ウォルマートとグーグルは、人々のオンラインショッピングのあり方を変えるためにAIエージェントに賭けている

ウォルマート(WMT)とグーグルは、AI主導のショッピングをグーグルのジェミニアシスタントに直接統合する計画を発表しました。これは、従来の検索ではなく、自律的な「エージェント」システムを中心に構築された未来へのさらなる推進を示しています。

ウォルマートは日曜日に発表したプレスリリースで、この新しい体験により、顧客がGoogleの主力AIモデルであるGemini内でウォルマートとサムズクラブの商品を直接見つけ、購入できるようになると説明しました。声明によると、このシステムは会話中に関連する商品を表示し、補完的な商品を推奨し、購入をウォルマートの既存の配送および会員基盤に結び付けるように設計されています。

ウォルマートは、今回の提携を、検索&クリック型のショッピングからの脱却に向けたより広範な取り組みの一環として位置付けました。「従来のウェブやアプリによる検索から、エージェント主導のコマースへの移行は、小売業における次なる大きな進化を表しています」と、ウォルマートUSの社長兼CEOであり、ウォルマート・インクの次期CEOに就任するジョン・ファーナー氏はリリースで述べています。ファーナー氏は、AIシステムによって、顧客が商品購入のインスピレーションから購入までをよりシームレスに実現できるよう支援したいと述べています。
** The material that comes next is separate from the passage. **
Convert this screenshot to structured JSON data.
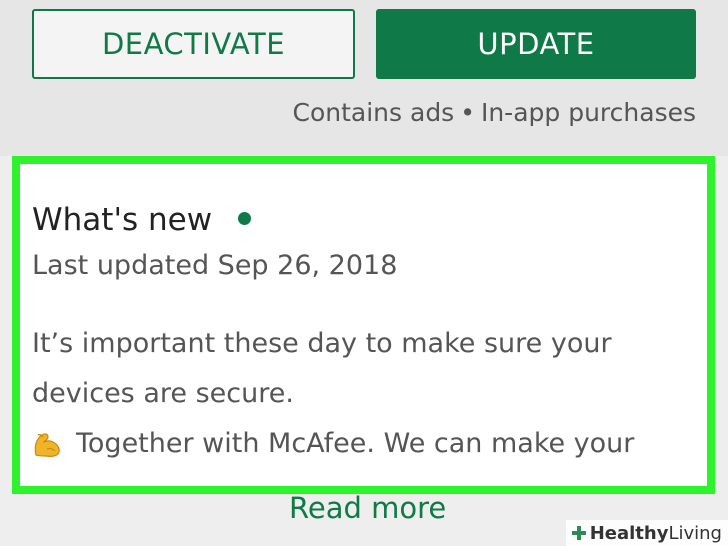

Google CEOのサンダー・ピチャイ氏もこの見解に賛同し、声明の中でAIは「発見から配送まで」の消費者体験を向上させることができると述べました。ピチャイ氏は、顧客はまもなくジェミニ内でウォルマートの商品を直接体験できるようになると述べています。

ウォルマートによれば、この体験はまず米国で開始され、その後国際展開が予定されているとしています。

ウォルマートはウェブサイトに掲載した別の説明文で、今回の発表の背景をさらに詳しく説明し、今回の動きは「エージェンシーコマース」を中心とした長期戦略の一環であると説明しました。投稿によると、ウォルマートはショッピングをキーワード検索から、ユーザーの意図を理解し、ユーザーに代わって行動を起こすシステムへと進化させていると考えています。

ウォルマートは、このモデルの構築に10年近く取り組んできたと述べています。同社は最近、顧客、従業員、パートナー、開発者向けに設計された4人の社内「スーパーエージェント」を中心としたフレームワークを導入し、GeminiやChatGPTといった外部AIプラットフォームとの統合も進めています。

ウォルマートは、アプリ内ショッピングアシスタント「Sparky」を、既に導入されているエージェント技術の初期例として挙げました。ウォルマートによると、Sparkyは顧客が商品を検索・比較したり、イベントを計画したり、パーソナライズされたおすすめ情報を受け取るのを支援する一方で、裏方ではエージェントが顧客サポート、在庫計画、サプライチェーン調整といった業務を担当します。

ウォルマートはまた、販売業者データ関連業務の自動化からファッション製品の生産期間の短縮、配送ロジスティクスの最適化に至るまで、エージェント型システムが業務全体にますます浸透していると述べました。同社は、これらのシステムは実験段階を終え、大規模な実世界展開へと移行しつつあると主張しています。